Выйдя победительницей из борьбы с болезнью, Мадлена в пятнадцать лет превратилась в женщину; она выросла, и розы расцвели на ее смуглых щеках. Она утратила непосредственность ребенка, который смотрит на все широко раскрытыми глазами, и скромно опускала взор; ее гибкая фигурка развилась и приобрела нежную округлость форм; движения ее стали неторопливы и степенны, как у матери; она с невинным кокетством разделяла пробором свои чудесные черные волосы, которые спадали, как две волны, обрамляя ее личико молодой испанки. Она напоминала хорошенькие средневековые статуэтки, такие изящные и такие хрупкие, что, любуясь ими, вы боитесь, как бы они не разбились от одного взгляда. Здоровье, обретенное ею после стольких усилий, окрепло, тело наливалось, как нежный плод, щеки покрылись тонким бархатом, словно у персика, а шея — шелковистым пушком, который золотился на солнце, как у ее матери. Теперь она должна жить! Так предназначил бог, создав этот прелестный бутон прекраснейшего из цветов человеческих, в каждой черточке которого запечатлелась его воля: и в длинных темных ресницах и в изящном изгибе плеч, обещавших развиться и стать такими же пышными, как у матери. Эта стройная, как тополь, смуглая девушка представляла разительный контраст с Жаком — хилым семнадцатилетним юношей с крупной головой и вызывающим тревогу непомерно развитым лбом; его блестящие утомленные глаза странно гармонировали с глубоким грудным голосом. Этот голос казался слишком мощным, так же как взгляд выражал слишком большую зрелость ума. Как будто ум, душа, сердце Анриетты сжигали своим пламенем это слабое тело, не успевшее набраться сил; молочно-бледное лицо Жака оживляли слишком яркие краски, как бывает у некоторых молодых англичанок, отмеченных роковой печатью, ибо дни их сочтены: обманчивое здоровье! По знаку Анриетты я перевел взгляд с Мадлены на Жака, чертившего на доске геометрические фигуры и решавшего алгебраические задачи под наблюдением аббата де Доминиса, и вздрогнул при виде смерти, притаившейся за цветом юности, но пощадил заблуждение бедной матери.

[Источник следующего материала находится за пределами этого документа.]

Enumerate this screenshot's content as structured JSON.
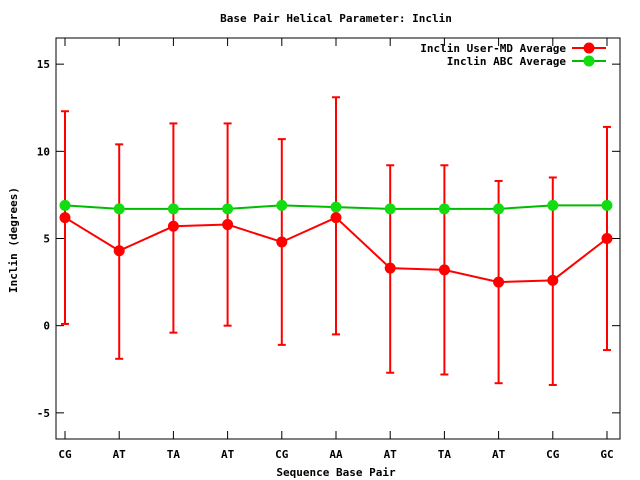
{
  "chart_data": {
    "type": "line",
    "title": "Base Pair Helical Parameter: Inclin",
    "xlabel": "Sequence Base Pair",
    "ylabel": "Inclin (degrees)",
    "categories": [
      "CG",
      "AT",
      "TA",
      "AT",
      "CG",
      "AA",
      "AT",
      "TA",
      "AT",
      "CG",
      "GC"
    ],
    "ylim": [
      -6.5,
      16.5
    ],
    "yticks": [
      -5,
      0,
      5,
      10,
      15
    ],
    "ytick_labels": [
      "-5",
      "0",
      "5",
      "10",
      "15"
    ],
    "grid": false,
    "legend_position": "top-right",
    "series": [
      {
        "name": "Inclin User-MD Average",
        "color": "#ff0000",
        "marker_color": "#ff0000",
        "values": [
          6.2,
          4.3,
          5.7,
          5.8,
          4.8,
          6.2,
          3.3,
          3.2,
          2.5,
          2.6,
          5.0
        ],
        "error_low": [
          0.1,
          -1.9,
          -0.4,
          0.0,
          -1.1,
          -0.5,
          -2.7,
          -2.8,
          -3.3,
          -3.4,
          -1.4
        ],
        "error_high": [
          12.3,
          10.4,
          11.6,
          11.6,
          10.7,
          13.1,
          9.2,
          9.2,
          8.3,
          8.5,
          11.4
        ]
      },
      {
        "name": "Inclin ABC Average",
        "color": "#00bb00",
        "marker_color": "#11dd11",
        "values": [
          6.9,
          6.7,
          6.7,
          6.7,
          6.9,
          6.8,
          6.7,
          6.7,
          6.7,
          6.9,
          6.9
        ]
      }
    ]
  }
}
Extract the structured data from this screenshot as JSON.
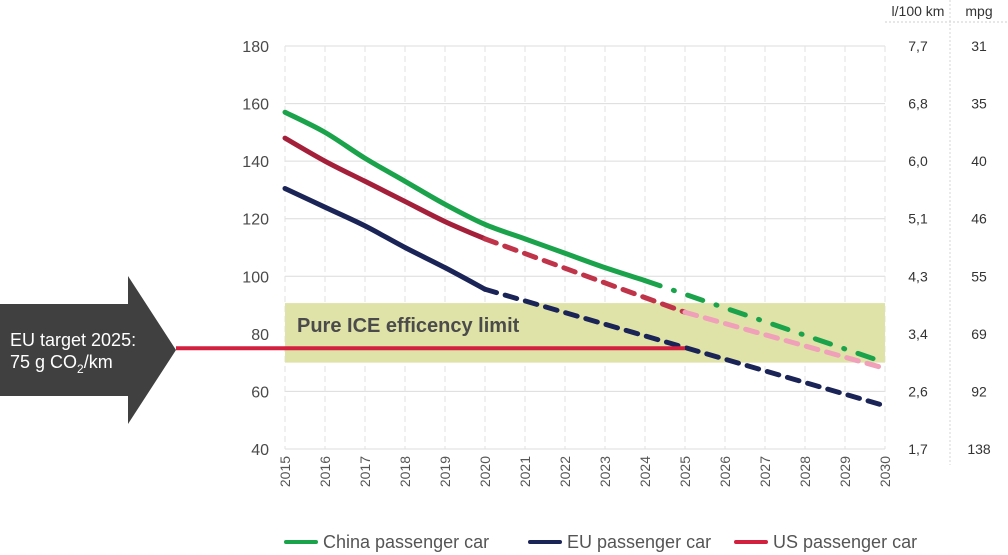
{
  "chart_data": {
    "type": "line",
    "title": "",
    "xlabel": "",
    "ylabel": "",
    "x": [
      2015,
      2016,
      2017,
      2018,
      2019,
      2020,
      2021,
      2022,
      2023,
      2024,
      2025,
      2026,
      2027,
      2028,
      2029,
      2030
    ],
    "x_tick_labels": [
      "2015",
      "2016",
      "2017",
      "2018",
      "2019",
      "2020",
      "2021",
      "2022",
      "2023",
      "2024",
      "2025",
      "2026",
      "2027",
      "2028",
      "2029",
      "2030"
    ],
    "ylim": [
      40,
      180
    ],
    "y_ticks": [
      180,
      160,
      140,
      120,
      100,
      80,
      60,
      40
    ],
    "grid": true,
    "right_axes": [
      {
        "header": "l/100 km",
        "labels": [
          "7,7",
          "6,8",
          "6,0",
          "5,1",
          "4,3",
          "3,4",
          "2,6",
          "1,7"
        ]
      },
      {
        "header": "mpg",
        "labels": [
          "31",
          "35",
          "40",
          "46",
          "55",
          "69",
          "92",
          "138"
        ]
      }
    ],
    "series": [
      {
        "name": "China passenger car",
        "color": "#1aa34a",
        "segments": [
          {
            "style": "solid",
            "x": [
              2015,
              2016,
              2017,
              2018,
              2019,
              2020,
              2021,
              2022,
              2023,
              2024
            ],
            "y": [
              157,
              150,
              141,
              133,
              125,
              118,
              113,
              108,
              103,
              98.5
            ]
          },
          {
            "style": "dash-dot",
            "x": [
              2024,
              2030
            ],
            "y": [
              98.5,
              70
            ]
          }
        ]
      },
      {
        "name": "EU passenger car",
        "color": "#1b2456",
        "segments": [
          {
            "style": "solid",
            "x": [
              2015,
              2016,
              2017,
              2018,
              2019,
              2020
            ],
            "y": [
              130.5,
              124,
              117.5,
              110,
              103,
              95.5
            ]
          },
          {
            "style": "dashed",
            "x": [
              2020,
              2030
            ],
            "y": [
              95.5,
              55
            ]
          }
        ]
      },
      {
        "name": "US passenger car",
        "color": "#d2203f",
        "segments": [
          {
            "style": "solid",
            "color": "#a4203a",
            "x": [
              2015,
              2016,
              2017,
              2018,
              2019,
              2020
            ],
            "y": [
              148,
              140,
              133,
              126,
              119,
              113
            ]
          },
          {
            "style": "dashed",
            "color": "#c0344a",
            "x": [
              2020,
              2025
            ],
            "y": [
              113,
              87.5
            ]
          },
          {
            "style": "dashed",
            "color": "#f0a0b8",
            "x": [
              2025,
              2030
            ],
            "y": [
              87.5,
              68
            ]
          }
        ]
      }
    ],
    "annotations": [
      {
        "type": "band",
        "label": "Pure ICE efficency limit",
        "y_range": [
          70,
          90
        ],
        "x_range": [
          2015,
          2030
        ],
        "color": "#dfe3a8"
      },
      {
        "type": "hline",
        "label": "EU target 2025: 75 g CO2/km",
        "y": 75,
        "x_end": 2025,
        "color": "#d2203f"
      }
    ],
    "legend": {
      "placement": "bottom",
      "entries": [
        "China passenger car",
        "EU passenger car",
        "US passenger car"
      ]
    }
  },
  "arrow": {
    "line1": "EU target 2025:",
    "line2_pre": "75 g CO",
    "line2_sub": "2",
    "line2_post": "/km",
    "color": "#404040"
  },
  "band_label": "Pure ICE efficency limit"
}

— Когда я вижу их здоровыми, радость заставляет умолкнуть все мои горести, так же как они умолкают и рассеиваются, когда дети больны. Друг мой, — продолжала она, и глаза ее сияли материнской гордостью, — если другие привязанности изменяют нам, то здесь наши чувства вознаграждаются; выполненный долг, увенчавшийся успехом, награждает нас за понесенное в другом месте поражение. Жак станет, как и вы, человеком высокой учености, мудрым и добродетельным; как и вы, он будет гордостью своей страны и, быть может, научится править ею, при вашей поддержке, ведь вы достигнете самого высокого положения; однако я постараюсь, чтобы он оставался верным своим первым привязанностям. У моей дорогой Мадлены великодушное сердце, она чиста, как снег на вершинах Альп, в ней разовьются женская преданность и тонкий ум, она горда и достойна носить имя Ленонкуров! Ее мать, жившая недавно в постоянной тревоге, теперь счастлива, ее счастье безгранично и безоблачно; да, жизнь моя полна и богата. Вы видите, бог дал расцвести всем моим дозволенным привязанностям и окропил горечью те, к которым меня влекли опасные наклонности.
— Прекрасно! — воскликнул довольный аббат. — Господин Жак знает не меньше моего.